After decades of flying propeller aircraft, the 1960’s saw the dawn of the jet era.

One of those jets – the F-86 Sabre – was flown by pilots like Dennis Jaques. They were the best pilots Canada could muster, and some recalled memories of their high-stakes flights in Europe during the Cold War.

“We flew so close to Soviet planes that we could have waved hello to their pilots,” said Jaques.

So, it was quite the surprise when Jaques, who hailed from the Vancouver Island community of Saanich, gathered with other F-86 aviators recently and learned that the very aircraft that he had trained on was now sitting on display outside the local Army Navy & Airforce Veterans In Canada museum in nearby Sidney.

"I was in Sidney a while back and saw the number on the plane - 060," Jaques said. "I checked in at the (ANAVETS Unit 302) office and asked if it was a made-up number.
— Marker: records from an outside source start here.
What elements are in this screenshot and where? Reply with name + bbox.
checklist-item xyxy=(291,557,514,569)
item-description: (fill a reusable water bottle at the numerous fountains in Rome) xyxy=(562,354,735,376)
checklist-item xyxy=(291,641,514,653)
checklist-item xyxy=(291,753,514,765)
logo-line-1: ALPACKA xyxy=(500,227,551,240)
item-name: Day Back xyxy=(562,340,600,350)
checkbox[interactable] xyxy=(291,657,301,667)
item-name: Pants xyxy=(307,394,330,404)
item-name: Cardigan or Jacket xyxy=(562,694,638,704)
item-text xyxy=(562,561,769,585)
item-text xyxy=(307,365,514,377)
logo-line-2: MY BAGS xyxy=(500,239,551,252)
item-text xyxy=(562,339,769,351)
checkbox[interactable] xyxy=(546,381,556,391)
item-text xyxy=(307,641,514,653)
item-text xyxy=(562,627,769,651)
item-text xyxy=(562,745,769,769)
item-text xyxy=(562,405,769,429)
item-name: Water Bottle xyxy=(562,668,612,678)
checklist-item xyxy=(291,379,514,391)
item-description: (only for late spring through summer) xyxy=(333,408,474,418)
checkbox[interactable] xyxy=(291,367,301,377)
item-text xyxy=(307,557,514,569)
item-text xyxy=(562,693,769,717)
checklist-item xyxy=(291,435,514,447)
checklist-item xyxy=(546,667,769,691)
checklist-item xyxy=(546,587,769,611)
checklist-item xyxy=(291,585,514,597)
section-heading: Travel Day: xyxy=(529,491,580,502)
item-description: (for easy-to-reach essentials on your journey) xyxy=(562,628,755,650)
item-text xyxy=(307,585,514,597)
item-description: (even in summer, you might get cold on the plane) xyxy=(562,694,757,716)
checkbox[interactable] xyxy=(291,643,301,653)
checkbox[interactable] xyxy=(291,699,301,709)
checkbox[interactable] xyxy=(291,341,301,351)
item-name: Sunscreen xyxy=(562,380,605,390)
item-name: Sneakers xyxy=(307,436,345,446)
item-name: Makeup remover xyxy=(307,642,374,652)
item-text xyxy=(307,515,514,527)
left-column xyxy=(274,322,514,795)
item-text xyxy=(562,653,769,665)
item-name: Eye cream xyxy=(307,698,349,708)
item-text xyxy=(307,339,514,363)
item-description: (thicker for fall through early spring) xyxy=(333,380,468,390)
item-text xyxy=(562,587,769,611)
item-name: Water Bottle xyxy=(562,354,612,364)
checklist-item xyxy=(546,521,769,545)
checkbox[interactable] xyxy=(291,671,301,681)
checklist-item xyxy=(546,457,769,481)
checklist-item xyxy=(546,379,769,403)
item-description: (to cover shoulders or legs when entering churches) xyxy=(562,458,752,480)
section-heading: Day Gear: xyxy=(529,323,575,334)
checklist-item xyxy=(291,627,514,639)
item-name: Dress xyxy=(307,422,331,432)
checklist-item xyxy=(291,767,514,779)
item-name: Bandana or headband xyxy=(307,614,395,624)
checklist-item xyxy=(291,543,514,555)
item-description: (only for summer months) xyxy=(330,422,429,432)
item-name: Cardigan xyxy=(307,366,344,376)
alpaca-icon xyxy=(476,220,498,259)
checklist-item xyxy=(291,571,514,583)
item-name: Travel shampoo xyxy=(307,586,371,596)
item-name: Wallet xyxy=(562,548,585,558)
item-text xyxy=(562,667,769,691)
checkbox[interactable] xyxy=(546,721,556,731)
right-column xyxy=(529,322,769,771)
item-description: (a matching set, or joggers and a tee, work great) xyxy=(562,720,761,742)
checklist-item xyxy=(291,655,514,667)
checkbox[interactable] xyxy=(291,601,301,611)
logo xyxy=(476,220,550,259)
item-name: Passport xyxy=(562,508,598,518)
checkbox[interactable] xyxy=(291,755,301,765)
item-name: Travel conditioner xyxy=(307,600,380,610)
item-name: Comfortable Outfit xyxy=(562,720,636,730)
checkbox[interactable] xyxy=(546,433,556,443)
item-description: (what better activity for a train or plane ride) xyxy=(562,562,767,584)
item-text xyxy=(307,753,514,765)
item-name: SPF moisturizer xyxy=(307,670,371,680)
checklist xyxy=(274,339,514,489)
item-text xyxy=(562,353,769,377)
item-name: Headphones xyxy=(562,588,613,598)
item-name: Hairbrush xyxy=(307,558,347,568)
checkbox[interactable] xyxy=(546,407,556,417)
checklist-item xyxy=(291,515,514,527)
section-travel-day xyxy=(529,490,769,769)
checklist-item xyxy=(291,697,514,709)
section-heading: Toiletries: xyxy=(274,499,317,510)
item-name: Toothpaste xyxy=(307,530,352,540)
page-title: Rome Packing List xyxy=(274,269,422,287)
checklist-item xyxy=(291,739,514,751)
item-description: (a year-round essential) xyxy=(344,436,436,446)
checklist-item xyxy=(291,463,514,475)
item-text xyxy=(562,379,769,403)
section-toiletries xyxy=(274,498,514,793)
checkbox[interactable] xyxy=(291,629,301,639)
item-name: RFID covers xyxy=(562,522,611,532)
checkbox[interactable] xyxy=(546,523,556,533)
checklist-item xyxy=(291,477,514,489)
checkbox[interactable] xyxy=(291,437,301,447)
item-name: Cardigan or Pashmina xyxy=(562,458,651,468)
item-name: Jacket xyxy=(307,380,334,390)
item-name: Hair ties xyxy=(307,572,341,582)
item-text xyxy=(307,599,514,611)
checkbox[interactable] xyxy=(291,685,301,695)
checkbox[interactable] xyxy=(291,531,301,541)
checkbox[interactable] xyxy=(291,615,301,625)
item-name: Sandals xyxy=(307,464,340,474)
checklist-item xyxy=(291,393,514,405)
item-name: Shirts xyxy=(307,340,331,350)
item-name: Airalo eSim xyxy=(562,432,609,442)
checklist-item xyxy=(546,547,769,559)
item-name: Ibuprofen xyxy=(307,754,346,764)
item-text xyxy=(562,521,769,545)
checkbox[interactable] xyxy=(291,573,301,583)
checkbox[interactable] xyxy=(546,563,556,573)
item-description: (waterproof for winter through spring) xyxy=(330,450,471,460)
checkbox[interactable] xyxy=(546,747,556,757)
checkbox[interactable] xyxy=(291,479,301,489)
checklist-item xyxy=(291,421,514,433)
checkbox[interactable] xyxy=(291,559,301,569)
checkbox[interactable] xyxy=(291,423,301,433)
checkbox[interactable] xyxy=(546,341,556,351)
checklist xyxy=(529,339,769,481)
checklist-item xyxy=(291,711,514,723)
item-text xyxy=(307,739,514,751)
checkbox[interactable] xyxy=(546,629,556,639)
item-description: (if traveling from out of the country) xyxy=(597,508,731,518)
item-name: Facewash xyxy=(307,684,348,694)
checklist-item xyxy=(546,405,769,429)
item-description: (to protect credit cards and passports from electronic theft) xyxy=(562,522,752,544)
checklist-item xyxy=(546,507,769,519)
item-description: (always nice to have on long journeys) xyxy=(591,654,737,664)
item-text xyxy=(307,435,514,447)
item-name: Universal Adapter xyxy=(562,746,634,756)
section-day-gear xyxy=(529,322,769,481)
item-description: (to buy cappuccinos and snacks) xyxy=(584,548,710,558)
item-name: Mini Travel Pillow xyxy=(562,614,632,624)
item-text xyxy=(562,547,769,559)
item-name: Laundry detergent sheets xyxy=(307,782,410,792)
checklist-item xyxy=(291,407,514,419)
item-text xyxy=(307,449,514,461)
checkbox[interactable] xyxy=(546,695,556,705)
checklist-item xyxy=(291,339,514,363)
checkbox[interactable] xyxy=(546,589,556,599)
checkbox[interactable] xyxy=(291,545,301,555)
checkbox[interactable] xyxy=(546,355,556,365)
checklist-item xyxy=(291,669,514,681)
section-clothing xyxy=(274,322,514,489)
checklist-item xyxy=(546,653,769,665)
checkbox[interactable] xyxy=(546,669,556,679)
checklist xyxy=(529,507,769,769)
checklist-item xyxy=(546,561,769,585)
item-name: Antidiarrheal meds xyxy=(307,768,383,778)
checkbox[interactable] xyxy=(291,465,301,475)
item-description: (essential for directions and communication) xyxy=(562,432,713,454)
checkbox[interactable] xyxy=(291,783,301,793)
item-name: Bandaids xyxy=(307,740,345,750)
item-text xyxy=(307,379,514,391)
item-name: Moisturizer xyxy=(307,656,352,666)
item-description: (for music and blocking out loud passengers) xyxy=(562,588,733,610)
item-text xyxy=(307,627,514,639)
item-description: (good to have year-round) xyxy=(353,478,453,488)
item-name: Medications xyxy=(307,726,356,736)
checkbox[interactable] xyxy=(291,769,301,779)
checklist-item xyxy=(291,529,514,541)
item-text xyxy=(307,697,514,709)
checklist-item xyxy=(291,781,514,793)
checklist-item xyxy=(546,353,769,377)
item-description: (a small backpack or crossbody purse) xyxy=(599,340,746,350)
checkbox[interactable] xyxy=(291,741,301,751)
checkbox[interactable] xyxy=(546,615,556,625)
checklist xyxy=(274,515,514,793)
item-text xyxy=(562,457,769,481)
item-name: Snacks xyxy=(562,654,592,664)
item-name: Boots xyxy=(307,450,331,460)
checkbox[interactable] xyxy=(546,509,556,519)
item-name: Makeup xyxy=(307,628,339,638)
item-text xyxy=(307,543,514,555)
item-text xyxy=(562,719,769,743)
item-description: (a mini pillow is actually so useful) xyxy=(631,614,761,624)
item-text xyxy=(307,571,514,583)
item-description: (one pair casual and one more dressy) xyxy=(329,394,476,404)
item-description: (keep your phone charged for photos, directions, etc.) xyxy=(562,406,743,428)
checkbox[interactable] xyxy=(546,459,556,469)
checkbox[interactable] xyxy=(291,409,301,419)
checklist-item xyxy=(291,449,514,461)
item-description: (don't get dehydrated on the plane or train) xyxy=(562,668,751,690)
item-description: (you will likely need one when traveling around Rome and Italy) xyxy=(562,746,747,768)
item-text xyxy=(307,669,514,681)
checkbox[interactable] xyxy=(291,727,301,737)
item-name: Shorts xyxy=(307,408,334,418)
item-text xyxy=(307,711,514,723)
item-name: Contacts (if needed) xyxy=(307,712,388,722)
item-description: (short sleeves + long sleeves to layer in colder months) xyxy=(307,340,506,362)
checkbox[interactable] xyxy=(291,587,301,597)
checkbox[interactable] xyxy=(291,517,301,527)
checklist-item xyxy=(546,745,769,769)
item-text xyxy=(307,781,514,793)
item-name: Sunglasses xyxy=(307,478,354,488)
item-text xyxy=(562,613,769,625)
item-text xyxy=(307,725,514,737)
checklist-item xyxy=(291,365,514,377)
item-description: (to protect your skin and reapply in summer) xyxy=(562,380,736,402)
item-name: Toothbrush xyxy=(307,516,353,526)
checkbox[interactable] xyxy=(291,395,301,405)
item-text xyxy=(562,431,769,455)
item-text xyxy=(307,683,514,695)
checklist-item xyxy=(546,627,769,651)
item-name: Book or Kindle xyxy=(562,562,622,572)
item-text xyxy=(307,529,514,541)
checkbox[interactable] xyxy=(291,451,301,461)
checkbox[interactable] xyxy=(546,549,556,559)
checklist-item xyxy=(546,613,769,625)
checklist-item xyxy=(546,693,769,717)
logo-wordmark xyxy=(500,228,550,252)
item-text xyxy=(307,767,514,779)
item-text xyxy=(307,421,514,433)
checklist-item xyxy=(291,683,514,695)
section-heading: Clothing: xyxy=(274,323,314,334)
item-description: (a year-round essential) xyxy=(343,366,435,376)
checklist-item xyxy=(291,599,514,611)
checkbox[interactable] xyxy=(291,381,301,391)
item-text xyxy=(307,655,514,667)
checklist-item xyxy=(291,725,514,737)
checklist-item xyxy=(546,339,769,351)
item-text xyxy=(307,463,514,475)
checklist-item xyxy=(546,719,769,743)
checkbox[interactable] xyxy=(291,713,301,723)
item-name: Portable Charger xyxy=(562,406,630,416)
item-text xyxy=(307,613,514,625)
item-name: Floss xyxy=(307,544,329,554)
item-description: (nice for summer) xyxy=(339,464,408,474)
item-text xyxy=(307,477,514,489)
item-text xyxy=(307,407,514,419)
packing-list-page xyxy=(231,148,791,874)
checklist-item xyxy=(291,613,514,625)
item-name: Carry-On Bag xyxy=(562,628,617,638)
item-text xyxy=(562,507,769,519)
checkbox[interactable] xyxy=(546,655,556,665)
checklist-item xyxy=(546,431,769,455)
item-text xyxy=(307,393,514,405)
Nope, they said, it was the real number."

It was the same Sabre jet that Jaques flew during his training Chatham, New Brunswick in 1959.

The plane was originally located at Royal Roads University but, in 1972, it was moved to Sidney because of potential salt spray damage at its original location.

It now soars over a Sherman Tank and a four-inch naval gun, which are also on display along with a handsome memorial bronze statue honouring vets.

"It was one of the best," said Jaques. “It was a unique aircraft … a fighter jet that used both machine guns and missiles - one of the last modern jets to rely almost exclusively on its cannons. These days most jets rely on missiles to do the work.”

"I tell my grandchildren when they ask, that flying the Sabre was like driving a Formula One race car."